Die Hitze dieses Sommers hat auch vielen Blumen und Pflanzen nicht gut getan. So schön es war, sie haben sehr darunter gelitten. Dazu kommt die geringe Niederschlagsmenge einige Wochen lang. Überall herrscht große Bodentrockenheit. Man sieht es auch überall: z.B. im Straßenbild, viele Bäume werfen schon braune Blätter ab. Auch Ziersträucher oder Kübelpflanzen haben gelbe und braune Blätter. Der Rasen ist oft gelb. Beerenobst ist betroffen. Bei Apfelbäumen fiel mir ein verfrühter Abfall von unreifen Äpfeln auf. Tomaten, Quitten und Äpfel haben auch Probleme, und zwar mit der sog. Blütenendfäule.

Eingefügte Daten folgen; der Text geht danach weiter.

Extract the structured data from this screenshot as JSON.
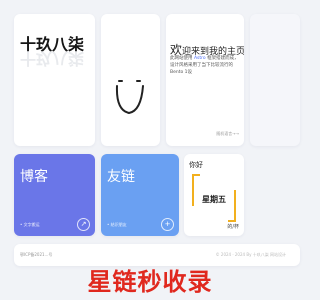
{
  "logo": {
    "text": "十玖八柒"
  },
  "intro": {
    "greeting": "欢",
    "title_rest": "迎来到我的主页",
    "emoji": "😊",
    "body_prefix": "此网站使用 ",
    "body_highlight": "Astro",
    "body_suffix": " 框架搭建而成，设计风格采用了当下比较流行的Bento 1设",
    "footer_link": "随机语言→→"
  },
  "tiles": {
    "blog": {
      "title": "博客",
      "subtitle": "• 文字搬运",
      "button": "↗"
    },
    "friends": {
      "title": "友链",
      "subtitle": "• 结识朋友",
      "button": "+"
    }
  },
  "weekday": {
    "greeting": "你好",
    "name": "星期五",
    "unit": "的/杯"
  },
  "footer": {
    "left": "鄂ICP备2021...号",
    "right": "© 2024 · 2024 By 十玖八柒 网站设计"
  },
  "watermark": "星链秒收录",
  "colors": {
    "blog": "#6a76e8",
    "friends": "#6aa0f2",
    "accent": "#f2b01e",
    "watermark": "#e0281e"
  }
}
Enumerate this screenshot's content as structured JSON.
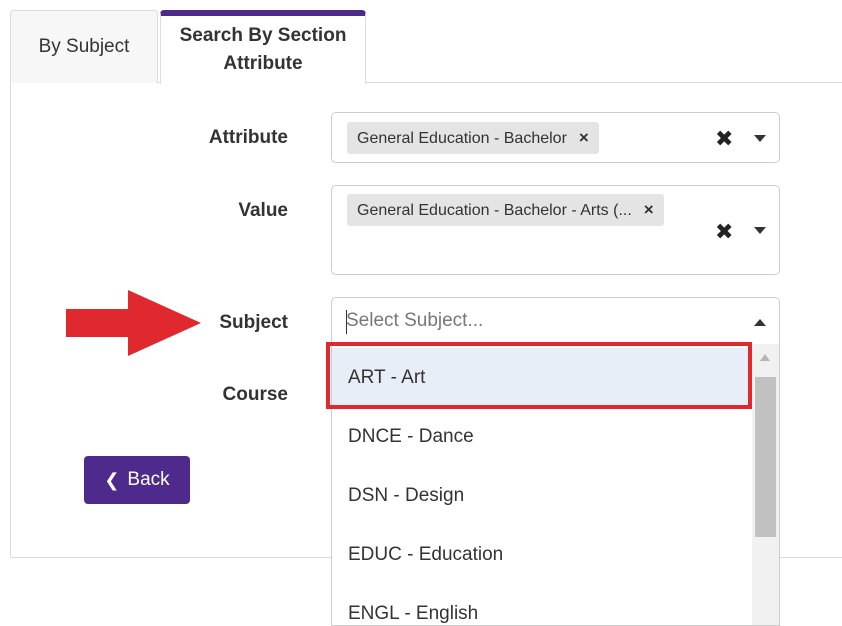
{
  "tabs": [
    {
      "label": "By Subject",
      "active": false
    },
    {
      "label": "Search By Section Attribute",
      "active": true
    }
  ],
  "form": {
    "attribute": {
      "label": "Attribute",
      "selected": "General Education - Bachelor",
      "chip_remove": "×",
      "clear": "✖"
    },
    "value": {
      "label": "Value",
      "selected": "General Education - Bachelor - Arts (...",
      "chip_remove": "×",
      "clear": "✖"
    },
    "subject": {
      "label": "Subject",
      "placeholder": "Select Subject...",
      "options": [
        "ART - Art",
        "DNCE - Dance",
        "DSN - Design",
        "EDUC - Education",
        "ENGL - English"
      ],
      "highlighted_index": 0
    },
    "course": {
      "label": "Course"
    }
  },
  "back_button": {
    "label": "Back",
    "icon": "chevron-left-icon"
  },
  "colors": {
    "accent": "#4d2a8c",
    "annotation_red": "#e0282f",
    "highlight_bg": "#e8eef7"
  }
}
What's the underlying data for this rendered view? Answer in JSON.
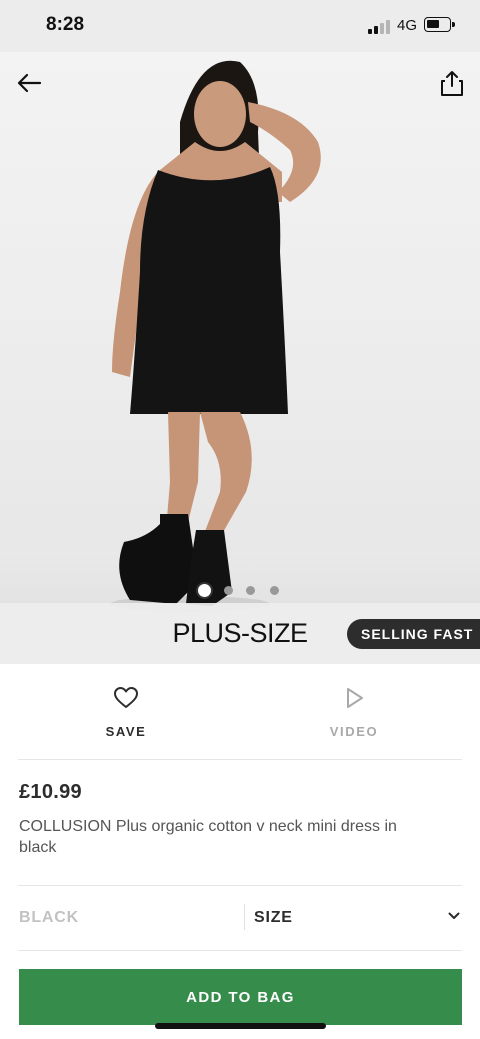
{
  "status_bar": {
    "time": "8:28",
    "network": "4G",
    "signal_bars_active": 2,
    "signal_bars_total": 4
  },
  "hero": {
    "badge_text": "PLUS-SIZE",
    "selling_fast_label": "SELLING FAST",
    "image_count": 4,
    "active_image": 1,
    "icons": {
      "back": "arrow-left-icon",
      "share": "share-icon"
    }
  },
  "actions": {
    "save_label": "SAVE",
    "video_label": "VIDEO",
    "icons": {
      "save": "heart-icon",
      "video": "play-icon"
    }
  },
  "product": {
    "price": "£10.99",
    "title": "COLLUSION Plus organic cotton v neck mini dress in black"
  },
  "selectors": {
    "colour": "BLACK",
    "size_label": "SIZE"
  },
  "cta": {
    "add_to_bag_label": "ADD TO BAG",
    "color": "#368c4b"
  }
}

Die Blüten einiger Zierpflanzen sind nicht so intensiv aufgrund der Sonne und auch nur von kurzer Dauer, wie Hortensien, auch Rosen. Pflanzen in Zierkübeln leiden zudem noch an der Hitze am Wurzelraum. Feuchte und warme Substrate beschleunigen das Absterben der Feinwurzeln. Dadurch können nicht genug Wasser und Nährstoffe aufgenommen werden. Besonders bei der Engelstrompete und beim Oleander zeigt sich das an den Blättern.